His silence and his fear were hard-learned. Ehsan is one of 27 teenagers in this facility recruited and trained by the Taliban or the Islamic State to plant improvised explosive devices (IEDs) in the country’s endless war. Some, including Ehsan, were held in the Bagram prison located outside of Kabul, formerly operated by the United States. The other children are afraid of associating with them. “They’re too political and dangerous,” a young man incarcerated for murder said.
IED use surged in Afghanistan last year, killing or injuring 3,043 people. Children like Ehsan are particularly valued as bombers, their youth and size giving them cover during the stealthy planting of IEDs. At the facility, we’re introduced to seven of them, all between 13 and 17 years old—not all bomb planters but who were used in a variety of military roles by the Taliban.
A report by Human Rights Watch (HRW) in 2016 noted that the Taliban had been training and deploying teenagers for a range of military operations, especially for the placement of IEDs. The number of such recruits has soared since then.

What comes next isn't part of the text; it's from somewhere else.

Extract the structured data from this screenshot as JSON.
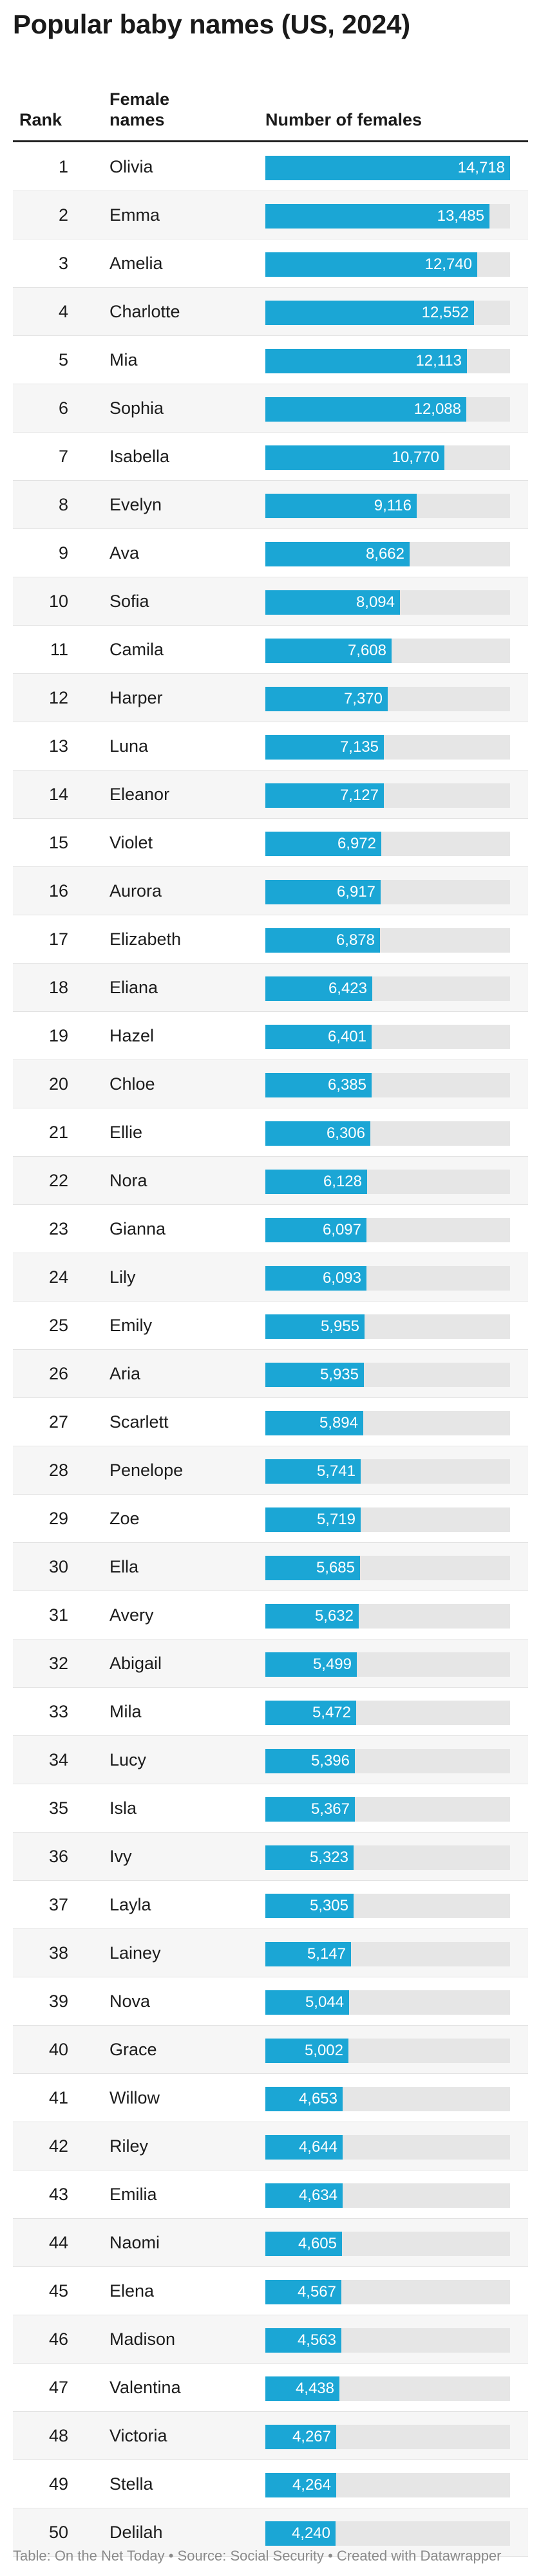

U.N. reports about the siege of Kunduz province in 2015 indicate that the Taliban used underaged child soldiers, some as young as 10 years old, as front-line soldiers. “The surge [of using children for insurgencies] began in mid-2015 as the Taliban made gains in areas they had not previously controlled, particularly in the northeast,” explained Patricia Gossman, the author of the HRW report and the group’s associate director in Afghanistan.
He was born only a few weeks after the United States first sent troops into Afghanistan, and his early years, which he remembers happily, were spent among the relative peace and quiet that followed the fall of the Taliban regime in 2001. The oldest of the two sons of a pious family from eastern Afghanistan, his early education was at a school that opened not long after the U.S. occupation and was close to a U.S. provincial reconstruction team.
When he was 13 years old, though, Ehsan was approached by his uncle, he said, and asked to come with him. “I trusted him because he was my uncle. I had no idea he worked for the Taliban. … He took me to the Taliban, and they asked me to plant bombs in the city since, as a kid, I wouldn’t attract a lot of attention. When I refused, they beat me several times. I was so afraid,” he said, insisting, and later swearing on his life, that he was not a Taliban member himself.
Ehsan planted two roadside bombs in his district that claimed the lives of six civilians and injured eight others. He was caught soon after the attack. While being held in a local prison in his district, he met with the children of one of the men his bombs had killed. “They came to see me in jail. They were about my age. We didn’t talk, but it was a very painful moment,” he said, his face hard to read. Ehsan was later moved to the U.S.-built Bagram prison, where he was kept with others accused of working with the Taliban. When under U.S. control, it had a reputation for the abuse of inmates—which has reportedly barely changed since the Afghan government took over in 2013. “It was a difficult experience. They weren’t nice to us, and they sprayed us with poison gas that would make us unconscious,” he claimed, perhaps referring to tear gas or other riot control methods. “I was there for nearly 20 months and didn’t even get to see my family even once in that time.”